Abstract

Silicon Physical Unclonable Functions (PUFs) have been proposed to exploit inherent characteristics caused by process variations, such as transistor size, threshold voltage and so on, and to produce an inexpensive and tamper-resistant device such as IC identification, authentication and key generation. We have focused on the arbiter-PUF utilizing the relative delay-time difference between the equivalent paths. The conventional arbiter-PUF has a technical issue, which is low uniqueness caused by the ununiformity on response-generation. To enhance the uniqueness, a novel arbiter-based PUF utilizing the Response Generation according to the Delay Time Measurement (RG-DTM) scheme, has been proposed. In the conventional arbiter-PUF, the response 0 or 1 is assigned according to the single threshold of relative delay-time difference. On the contrary, the response 0 or 1 is assigned according to the multiple threshold of relative delay-time difference in the RG-DTM PUF. The conventional and RG-DTM PUF were designed and fabricated with 0.18µm CMOS technology.

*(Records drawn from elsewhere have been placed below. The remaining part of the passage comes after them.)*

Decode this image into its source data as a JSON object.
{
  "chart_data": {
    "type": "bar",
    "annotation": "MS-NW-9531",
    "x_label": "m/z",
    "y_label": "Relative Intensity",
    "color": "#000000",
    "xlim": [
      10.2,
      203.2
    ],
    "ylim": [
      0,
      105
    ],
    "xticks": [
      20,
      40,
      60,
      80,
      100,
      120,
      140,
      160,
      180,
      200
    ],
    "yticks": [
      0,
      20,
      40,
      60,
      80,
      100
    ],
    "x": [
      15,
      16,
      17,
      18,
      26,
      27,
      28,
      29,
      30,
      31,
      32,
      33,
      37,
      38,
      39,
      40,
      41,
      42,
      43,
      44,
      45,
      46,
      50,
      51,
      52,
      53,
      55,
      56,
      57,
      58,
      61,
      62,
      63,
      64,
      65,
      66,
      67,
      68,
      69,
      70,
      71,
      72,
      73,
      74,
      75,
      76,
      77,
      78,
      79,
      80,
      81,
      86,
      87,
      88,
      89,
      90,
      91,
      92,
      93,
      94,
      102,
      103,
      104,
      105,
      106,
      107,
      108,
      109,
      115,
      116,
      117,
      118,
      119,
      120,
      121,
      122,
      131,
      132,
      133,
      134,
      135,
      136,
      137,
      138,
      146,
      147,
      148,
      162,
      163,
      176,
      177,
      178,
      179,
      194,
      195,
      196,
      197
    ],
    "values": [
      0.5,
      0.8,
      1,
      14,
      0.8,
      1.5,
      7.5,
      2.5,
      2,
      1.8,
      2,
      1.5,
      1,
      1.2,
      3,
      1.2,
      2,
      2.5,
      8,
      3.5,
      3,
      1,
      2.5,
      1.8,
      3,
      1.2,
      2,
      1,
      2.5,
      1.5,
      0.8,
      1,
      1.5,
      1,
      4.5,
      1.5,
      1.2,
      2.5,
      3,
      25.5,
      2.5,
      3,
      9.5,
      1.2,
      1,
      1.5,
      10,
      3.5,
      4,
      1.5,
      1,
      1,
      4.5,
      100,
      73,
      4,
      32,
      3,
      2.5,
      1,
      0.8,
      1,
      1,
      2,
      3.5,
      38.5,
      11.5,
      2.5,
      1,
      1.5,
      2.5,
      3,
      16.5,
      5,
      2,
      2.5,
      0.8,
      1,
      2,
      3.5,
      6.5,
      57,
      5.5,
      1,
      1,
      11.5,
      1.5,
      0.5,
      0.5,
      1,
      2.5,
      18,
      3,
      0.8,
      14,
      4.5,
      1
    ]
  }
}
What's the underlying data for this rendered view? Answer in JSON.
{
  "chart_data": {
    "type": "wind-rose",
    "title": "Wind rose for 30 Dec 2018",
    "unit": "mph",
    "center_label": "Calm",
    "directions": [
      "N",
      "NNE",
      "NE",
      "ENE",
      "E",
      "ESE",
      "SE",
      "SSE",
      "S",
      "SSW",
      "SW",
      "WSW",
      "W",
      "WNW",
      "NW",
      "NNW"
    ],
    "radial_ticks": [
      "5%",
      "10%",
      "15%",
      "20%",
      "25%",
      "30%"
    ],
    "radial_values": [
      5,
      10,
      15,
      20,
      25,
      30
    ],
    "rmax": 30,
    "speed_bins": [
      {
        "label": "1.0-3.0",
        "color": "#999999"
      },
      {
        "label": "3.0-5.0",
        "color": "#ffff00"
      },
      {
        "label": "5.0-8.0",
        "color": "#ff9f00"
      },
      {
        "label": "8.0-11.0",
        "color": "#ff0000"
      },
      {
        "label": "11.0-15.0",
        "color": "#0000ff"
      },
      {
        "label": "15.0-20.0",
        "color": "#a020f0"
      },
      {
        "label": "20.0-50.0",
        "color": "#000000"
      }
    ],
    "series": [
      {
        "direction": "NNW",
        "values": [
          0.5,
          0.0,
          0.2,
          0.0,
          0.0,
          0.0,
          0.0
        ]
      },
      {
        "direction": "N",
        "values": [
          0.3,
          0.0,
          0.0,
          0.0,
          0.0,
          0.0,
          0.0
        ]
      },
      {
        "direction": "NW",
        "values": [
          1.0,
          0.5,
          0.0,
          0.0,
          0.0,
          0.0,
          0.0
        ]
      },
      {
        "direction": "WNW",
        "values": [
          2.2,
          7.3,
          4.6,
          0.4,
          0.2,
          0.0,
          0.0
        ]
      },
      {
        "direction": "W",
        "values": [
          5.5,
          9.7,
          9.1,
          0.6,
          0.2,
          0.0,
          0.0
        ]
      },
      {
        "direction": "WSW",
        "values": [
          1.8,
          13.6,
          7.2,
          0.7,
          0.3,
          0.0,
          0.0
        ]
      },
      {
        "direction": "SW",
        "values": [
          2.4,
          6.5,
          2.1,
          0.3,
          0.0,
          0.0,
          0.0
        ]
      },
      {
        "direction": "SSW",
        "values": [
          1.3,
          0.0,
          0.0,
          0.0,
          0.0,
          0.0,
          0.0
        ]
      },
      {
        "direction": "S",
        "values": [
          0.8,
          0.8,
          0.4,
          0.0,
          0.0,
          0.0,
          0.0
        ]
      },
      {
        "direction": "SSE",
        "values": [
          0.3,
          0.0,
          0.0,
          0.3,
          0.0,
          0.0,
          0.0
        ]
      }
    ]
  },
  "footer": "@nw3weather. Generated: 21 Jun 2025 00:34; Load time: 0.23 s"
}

The Hamming distances (HDs) between different chips, which indicate the uniqueness, were calculated by 256-bit responses from the identical challenges on each chip. The ideal distribution of HDs, which indicates high uniqueness, is achieved in the RG-DTM PUF using 16 thresholds of relative delay-time differences. The generative stability, which is the fluctuation of responses in the same environment, and the environmental stability, which is the changes of responses in the different environment were also evaluated. There is a trade-off between high uniqueness and high stability, however, the experimental data shows that the RG-DTM PUF has extremely smaller false matching probability in the identification compared to the conventional PUF.